Before, we were able to visualize the weights to a linear classifier, because the rows of the matrix corresponded to template images.

We can do the exact same thing to the first layer of the CNNs. We can take each filter (if the next layer has $k$ depth, there are $k$ filters) and display it as a 3-channel image (because the first layer is 3 channel)

You can also visualize the raw weights on an internal layer, although it often makes not much sense because it doesn’t have a good color interpretation

Embeddings

We can also chop off the head from the network, so that you are left with a high-dimensional embedding. For example, you might take the second to last FC layer as the vector.

Then, you can use this embedding to run K-nearest neighbors, which leads to a much better semantic similarity than just raw pixel space

You can also perform dimensionality reduction on the embedding and run things like PCA or t-SNE, which allows you to plot the images on a low-dimensional space (like 3d)

Activations

You can also visualize activations, which help you figure out essentially what each layer is looking for.

Understanding inputs

Maximally activating patches

If you run a bunch of images through a network and recorc the values of some channel in some layer of the network, you will start to see which images activate a channel the most.

Saliency via occlusion

You can also run a sliding window over the image to see which parts of the image are impacted the most. This allows yo uto generate a heat map, essentially, of importance.

Saliency via backprop

The key insight here is that we don’t have to rely on these probe-and-done methods to figure out the importance of something. The computational graph takes us from the image to the prediction, so we can take the target probability and take the derivative of the image with respect to the target probability.

This allows you to segment the image (anything without much importance to the classifier can be removed, or set to 0)

This also allows you to detect biases and shortcuts. Sometimes, the model might learn to pay attention to the background and not the main subject.

Intermediate features through guided backprop

Why stop at figuring out which pixels change the prediction the most? You can also select a single intermediate neuron and figure out which pixels in an image activate it the most.

Gradient ascent

If we are taking gradients, why stop at figuring out the magnitude of the gradient? We can also take a step in the gradient!
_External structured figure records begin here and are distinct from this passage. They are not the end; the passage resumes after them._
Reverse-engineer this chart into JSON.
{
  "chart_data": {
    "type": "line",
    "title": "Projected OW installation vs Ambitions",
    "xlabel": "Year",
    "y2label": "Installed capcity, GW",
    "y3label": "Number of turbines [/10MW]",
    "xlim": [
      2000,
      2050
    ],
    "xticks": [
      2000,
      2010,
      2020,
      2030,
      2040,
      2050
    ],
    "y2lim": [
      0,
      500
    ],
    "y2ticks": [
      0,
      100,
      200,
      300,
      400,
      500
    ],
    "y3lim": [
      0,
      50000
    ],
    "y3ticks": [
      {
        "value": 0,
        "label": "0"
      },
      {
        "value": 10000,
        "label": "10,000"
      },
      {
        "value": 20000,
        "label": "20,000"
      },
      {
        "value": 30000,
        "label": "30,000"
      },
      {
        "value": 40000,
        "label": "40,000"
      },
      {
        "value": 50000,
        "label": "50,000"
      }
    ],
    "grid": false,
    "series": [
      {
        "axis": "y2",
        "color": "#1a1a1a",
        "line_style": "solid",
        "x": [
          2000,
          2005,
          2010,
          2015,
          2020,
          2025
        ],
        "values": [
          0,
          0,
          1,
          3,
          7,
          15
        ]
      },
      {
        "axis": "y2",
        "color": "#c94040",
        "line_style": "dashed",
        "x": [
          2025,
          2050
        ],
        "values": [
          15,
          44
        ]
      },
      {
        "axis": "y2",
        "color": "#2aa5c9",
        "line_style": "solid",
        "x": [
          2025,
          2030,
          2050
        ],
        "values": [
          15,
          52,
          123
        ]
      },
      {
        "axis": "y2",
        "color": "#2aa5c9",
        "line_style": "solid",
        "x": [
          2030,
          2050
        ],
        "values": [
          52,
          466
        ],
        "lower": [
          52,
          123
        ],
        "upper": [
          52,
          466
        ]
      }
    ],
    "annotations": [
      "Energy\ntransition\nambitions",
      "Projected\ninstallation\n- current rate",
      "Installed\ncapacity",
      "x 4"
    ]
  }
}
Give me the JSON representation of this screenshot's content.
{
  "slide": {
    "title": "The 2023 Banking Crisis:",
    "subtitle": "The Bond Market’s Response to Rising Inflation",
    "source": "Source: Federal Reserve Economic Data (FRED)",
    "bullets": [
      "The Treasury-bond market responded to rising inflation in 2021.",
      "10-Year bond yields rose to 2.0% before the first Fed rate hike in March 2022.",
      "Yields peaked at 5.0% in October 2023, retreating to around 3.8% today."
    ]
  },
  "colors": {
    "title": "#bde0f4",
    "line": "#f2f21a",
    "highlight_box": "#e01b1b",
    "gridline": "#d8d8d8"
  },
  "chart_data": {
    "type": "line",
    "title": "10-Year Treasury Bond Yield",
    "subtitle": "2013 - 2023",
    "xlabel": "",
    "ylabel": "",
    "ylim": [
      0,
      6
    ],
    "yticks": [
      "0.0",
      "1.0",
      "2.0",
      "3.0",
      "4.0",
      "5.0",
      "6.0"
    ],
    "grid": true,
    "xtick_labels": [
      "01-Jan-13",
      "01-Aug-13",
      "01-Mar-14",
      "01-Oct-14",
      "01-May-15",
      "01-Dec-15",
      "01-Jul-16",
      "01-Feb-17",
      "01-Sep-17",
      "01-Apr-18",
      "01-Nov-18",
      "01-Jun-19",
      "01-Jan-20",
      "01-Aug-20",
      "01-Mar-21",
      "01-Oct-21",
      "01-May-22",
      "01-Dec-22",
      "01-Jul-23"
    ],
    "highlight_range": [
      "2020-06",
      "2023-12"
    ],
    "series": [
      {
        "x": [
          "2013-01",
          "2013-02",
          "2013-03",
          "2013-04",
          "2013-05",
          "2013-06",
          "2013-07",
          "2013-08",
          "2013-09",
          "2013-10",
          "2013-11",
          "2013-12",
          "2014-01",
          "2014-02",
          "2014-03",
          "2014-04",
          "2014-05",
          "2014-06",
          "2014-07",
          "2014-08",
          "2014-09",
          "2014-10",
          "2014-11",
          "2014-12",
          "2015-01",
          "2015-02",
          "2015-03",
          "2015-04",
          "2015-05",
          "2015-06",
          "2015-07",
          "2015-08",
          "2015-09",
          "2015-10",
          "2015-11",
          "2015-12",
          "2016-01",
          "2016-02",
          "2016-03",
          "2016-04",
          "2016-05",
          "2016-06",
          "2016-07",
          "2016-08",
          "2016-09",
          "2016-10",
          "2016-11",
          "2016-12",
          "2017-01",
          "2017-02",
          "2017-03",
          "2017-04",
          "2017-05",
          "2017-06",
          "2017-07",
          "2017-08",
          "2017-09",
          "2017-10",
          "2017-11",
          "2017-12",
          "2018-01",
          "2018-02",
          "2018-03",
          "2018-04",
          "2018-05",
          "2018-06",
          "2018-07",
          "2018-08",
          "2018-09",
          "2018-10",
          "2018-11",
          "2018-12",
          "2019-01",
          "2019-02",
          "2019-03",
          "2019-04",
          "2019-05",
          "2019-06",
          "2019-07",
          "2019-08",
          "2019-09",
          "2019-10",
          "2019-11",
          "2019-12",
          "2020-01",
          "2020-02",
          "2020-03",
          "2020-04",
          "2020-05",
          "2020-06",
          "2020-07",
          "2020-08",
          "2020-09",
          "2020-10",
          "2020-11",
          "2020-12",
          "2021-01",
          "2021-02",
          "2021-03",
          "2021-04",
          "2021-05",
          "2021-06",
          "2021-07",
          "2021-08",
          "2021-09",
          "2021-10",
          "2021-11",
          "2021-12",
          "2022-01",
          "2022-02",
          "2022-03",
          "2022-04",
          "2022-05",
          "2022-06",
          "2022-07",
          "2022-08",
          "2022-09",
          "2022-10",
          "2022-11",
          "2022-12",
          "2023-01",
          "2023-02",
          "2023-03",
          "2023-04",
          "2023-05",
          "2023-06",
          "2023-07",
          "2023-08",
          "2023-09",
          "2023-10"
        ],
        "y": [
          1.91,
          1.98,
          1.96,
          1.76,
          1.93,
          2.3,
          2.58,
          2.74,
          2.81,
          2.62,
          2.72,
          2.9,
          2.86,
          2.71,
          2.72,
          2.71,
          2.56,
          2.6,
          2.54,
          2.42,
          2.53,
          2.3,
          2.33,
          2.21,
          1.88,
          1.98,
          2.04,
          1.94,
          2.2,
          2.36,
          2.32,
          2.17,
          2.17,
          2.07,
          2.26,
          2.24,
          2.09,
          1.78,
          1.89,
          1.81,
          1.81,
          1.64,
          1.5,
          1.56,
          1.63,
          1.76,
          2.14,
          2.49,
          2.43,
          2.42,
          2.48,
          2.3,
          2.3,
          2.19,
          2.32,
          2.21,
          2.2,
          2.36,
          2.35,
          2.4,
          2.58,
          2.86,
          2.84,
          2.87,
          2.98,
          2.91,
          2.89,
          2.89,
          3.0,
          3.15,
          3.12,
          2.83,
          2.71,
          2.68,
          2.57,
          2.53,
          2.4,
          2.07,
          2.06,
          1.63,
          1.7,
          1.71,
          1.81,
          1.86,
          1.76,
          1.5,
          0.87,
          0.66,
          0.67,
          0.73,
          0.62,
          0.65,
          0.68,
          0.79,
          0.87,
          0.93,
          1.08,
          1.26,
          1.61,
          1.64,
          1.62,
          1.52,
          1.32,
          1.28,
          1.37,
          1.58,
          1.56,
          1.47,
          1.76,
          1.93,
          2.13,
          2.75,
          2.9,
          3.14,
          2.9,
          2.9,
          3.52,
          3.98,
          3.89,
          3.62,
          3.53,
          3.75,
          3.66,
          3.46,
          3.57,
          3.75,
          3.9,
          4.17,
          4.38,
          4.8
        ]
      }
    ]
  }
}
This would mean you are generating an image of a desired type.

You should also put in a regularizer to make sure you get a resonable image.

if you start with a zero image and run this gradient ascent, you get something like this

To make things better, you can blur the images (spreading out the gradient) and clip both small pixels and small gradients (to reduce noise).
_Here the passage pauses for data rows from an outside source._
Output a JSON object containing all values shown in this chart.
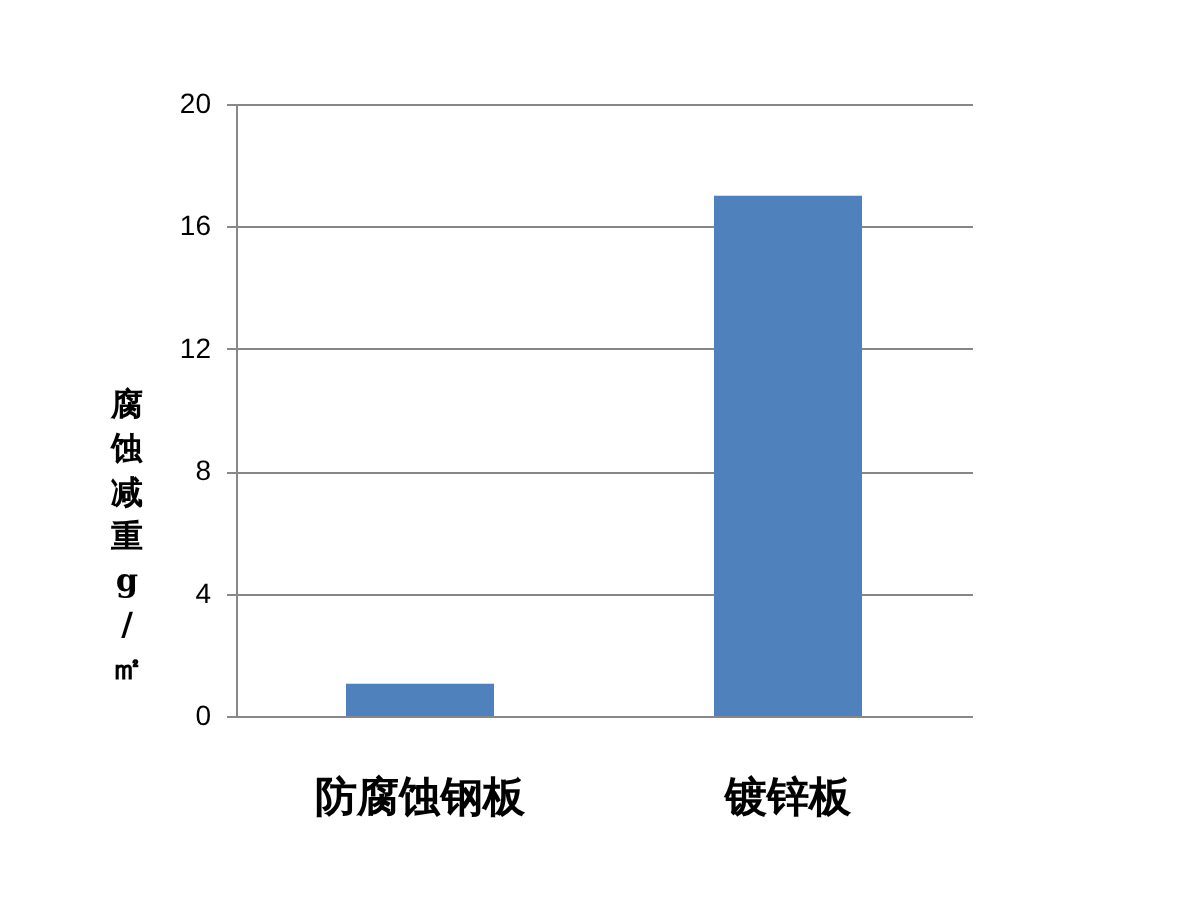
{
  "chart_data": {
    "type": "bar",
    "categories": [
      "防腐蚀钢板",
      "镀锌板"
    ],
    "values": [
      1.05,
      17
    ],
    "color": "#4f81bd",
    "ylabel": "腐蚀减重g/㎡",
    "ylim": [
      0,
      20
    ],
    "yticks": [
      0,
      4,
      8,
      12,
      16,
      20
    ],
    "grid": "y"
  }
}
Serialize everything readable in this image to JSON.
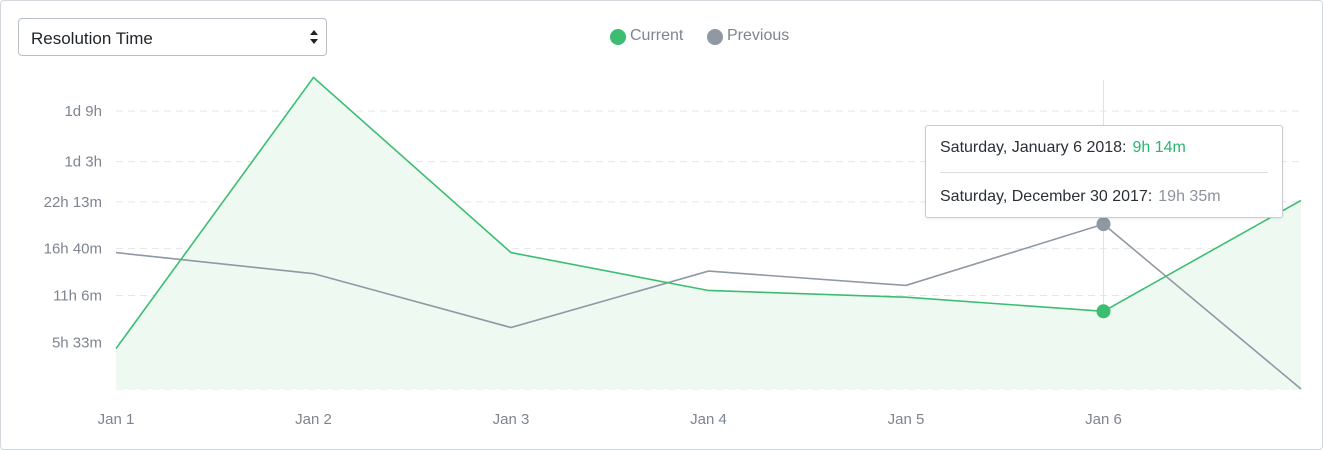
{
  "metric_select": {
    "selected": "Resolution Time"
  },
  "legend": [
    {
      "name": "Current",
      "color": "#3dbd72"
    },
    {
      "name": "Previous",
      "color": "#8f98a3"
    }
  ],
  "tooltip": {
    "current": {
      "date": "Saturday, January 6 2018:",
      "value": "9h 14m"
    },
    "previous": {
      "date": "Saturday, December 30 2017:",
      "value": "19h 35m"
    }
  },
  "chart_data": {
    "type": "area",
    "x_ticks": [
      "Jan 1",
      "Jan 2",
      "Jan 3",
      "Jan 4",
      "Jan 5",
      "Jan 6"
    ],
    "y_ticks": [
      {
        "label": "5h 33m",
        "hours": 5.55
      },
      {
        "label": "11h 6m",
        "hours": 11.1
      },
      {
        "label": "16h 40m",
        "hours": 16.667
      },
      {
        "label": "22h 13m",
        "hours": 22.217
      },
      {
        "label": "1d 3h",
        "hours": 27.0
      },
      {
        "label": "1d 9h",
        "hours": 33.0
      }
    ],
    "y_unit": "hours",
    "ylim": [
      0,
      34
    ],
    "grid": true,
    "legend_position": "top-center",
    "series": [
      {
        "name": "Current",
        "color": "#3dbd72",
        "fill": "#eef9f2",
        "x": [
          0,
          1,
          2,
          3,
          4,
          5,
          6
        ],
        "values": [
          4.8,
          37.0,
          16.2,
          11.7,
          10.9,
          9.23,
          22.4
        ]
      },
      {
        "name": "Previous",
        "color": "#8f98a3",
        "x": [
          0,
          1,
          2,
          3,
          4,
          5,
          6
        ],
        "values": [
          16.2,
          13.7,
          7.3,
          14.0,
          12.3,
          19.58,
          0.0
        ]
      }
    ],
    "highlight_index": 5
  }
}
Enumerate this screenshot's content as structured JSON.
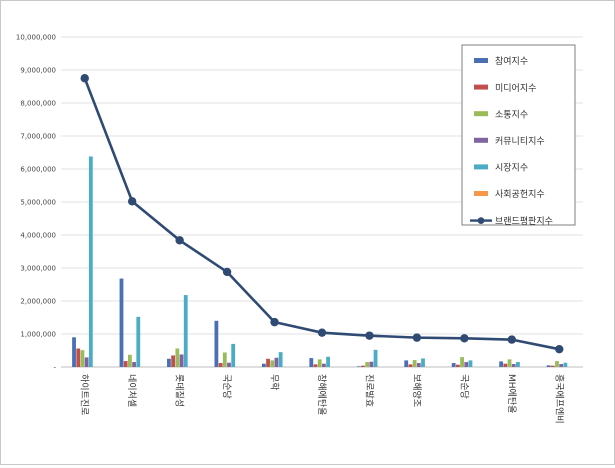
{
  "chart_data": {
    "type": "bar",
    "title": "",
    "xlabel": "",
    "ylabel": "",
    "ylim": [
      0,
      10000000
    ],
    "yticks": [
      0,
      1000000,
      2000000,
      3000000,
      4000000,
      5000000,
      6000000,
      7000000,
      8000000,
      9000000,
      10000000
    ],
    "ytick_labels": [
      "-",
      "1,000,000",
      "2,000,000",
      "3,000,000",
      "4,000,000",
      "5,000,000",
      "6,000,000",
      "7,000,000",
      "8,000,000",
      "9,000,000",
      "10,000,000"
    ],
    "grid": true,
    "legend_position": "top-right",
    "categories": [
      "하이트진로",
      "네이처셀",
      "롯데칠성",
      "국순당",
      "무학",
      "창해에탄올",
      "진로발효",
      "보해양조",
      "국순당",
      "MH에탄올",
      "흥국에프엔비"
    ],
    "series": [
      {
        "name": "참여지수",
        "type": "bar",
        "color": "#4a6fb5",
        "values": [
          900000,
          2680000,
          250000,
          1400000,
          100000,
          270000,
          20000,
          200000,
          120000,
          170000,
          50000
        ]
      },
      {
        "name": "미디어지수",
        "type": "bar",
        "color": "#c0504d",
        "values": [
          560000,
          180000,
          350000,
          120000,
          250000,
          80000,
          40000,
          80000,
          70000,
          100000,
          40000
        ]
      },
      {
        "name": "소통지수",
        "type": "bar",
        "color": "#9bbb59",
        "values": [
          510000,
          370000,
          560000,
          440000,
          200000,
          230000,
          150000,
          210000,
          300000,
          230000,
          180000
        ]
      },
      {
        "name": "커뮤니티지수",
        "type": "bar",
        "color": "#8064a2",
        "values": [
          290000,
          150000,
          380000,
          130000,
          280000,
          100000,
          160000,
          120000,
          150000,
          90000,
          90000
        ]
      },
      {
        "name": "시장지수",
        "type": "bar",
        "color": "#4bacc6",
        "values": [
          6380000,
          1520000,
          2180000,
          700000,
          450000,
          310000,
          520000,
          260000,
          200000,
          150000,
          130000
        ]
      },
      {
        "name": "사회공헌지수",
        "type": "bar",
        "color": "#f79646",
        "values": [
          0,
          0,
          0,
          0,
          0,
          0,
          0,
          0,
          0,
          0,
          0
        ]
      },
      {
        "name": "브랜드평판지수",
        "type": "line",
        "color": "#2f4a73",
        "values": [
          8750000,
          5020000,
          3840000,
          2880000,
          1360000,
          1040000,
          950000,
          890000,
          870000,
          830000,
          540000
        ]
      }
    ]
  }
}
Now, you can also do the same trick with the intermediate neurons to figure out what activate the neurons the most

You can also have this upconvolutional step, which allows you to generate much more realistic images

Adversary

With the previous images, we’ve tried to work with the image to make it more likely to be classified to its original category, or we’ve generated things from scratch. We can also move an image and optimize it such that it’s falsely categorized, using the same gradient ascent optimization objective. This is known as a fooling image

You can also find a universal perturbation through gradient descent that messes with as many images as possible

Style transfer

Feature Inversion

If you start with the embedding vector (at the end of the CNN), you can try to find another image that matches this vector as closely as possible, which is just another optimization problem. Depending on where you sample the feature vector, you can get a whole range of generation

DeepDream

The gist here is to take an image and a layer in the network, and then perform gradient ascent on that neuron WRT the image such that we boost every activation in that layer. This is akin to a lucid dream, where there is this hyperreality.
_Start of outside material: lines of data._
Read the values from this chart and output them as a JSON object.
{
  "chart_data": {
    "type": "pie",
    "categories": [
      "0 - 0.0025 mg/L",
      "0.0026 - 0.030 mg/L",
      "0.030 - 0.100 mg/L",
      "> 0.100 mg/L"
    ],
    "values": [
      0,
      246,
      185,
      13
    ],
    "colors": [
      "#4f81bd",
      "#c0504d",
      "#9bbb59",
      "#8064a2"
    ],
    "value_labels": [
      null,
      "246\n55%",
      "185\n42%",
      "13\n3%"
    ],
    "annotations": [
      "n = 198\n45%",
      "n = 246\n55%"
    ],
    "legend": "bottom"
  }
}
The deeper you select a neuron, the more complex features will show up

Texture synthesis & Gram matrix

The gram matrix is the outer product formed by pairwise slices through the channels

The outer product is the highest if both values are the same, and so it measure co-occurence. This can be easily computed if you flatten the activation into a $C \times HW$ matrix $F$ and do $FF^T$ .

Another way of understanding this is a pairwise dot product between channels. The idea here is that we remove spatial considerations and keep the variances between the channels, which can be representative of the styles

It’s just a sloppier and faster version of the covariance matrix, and it is associated with style, because style is a sort of “variance” in the image.

To synthesize texture, you should run the seed image and the target image through the network, and then backpropagate to have the target image and the seed image have as close of a gram matrix as possible. The later the activation used to compute the gram matrix, the larger the transferred features.

Feature + gram

If you have a dual objective of making the features of an image the same as a target image, as well as making the gram matrix the same as a style image’s gram matrix, you are able to transfer the style onto a real image

You can also do a fast style transfer by using a CNN that stylizes it in a feedforward pass. Essentially, you’re learning the backpropagation.

Style transfer helped develop the instance norm, which averaged across pixels but not channels or batches.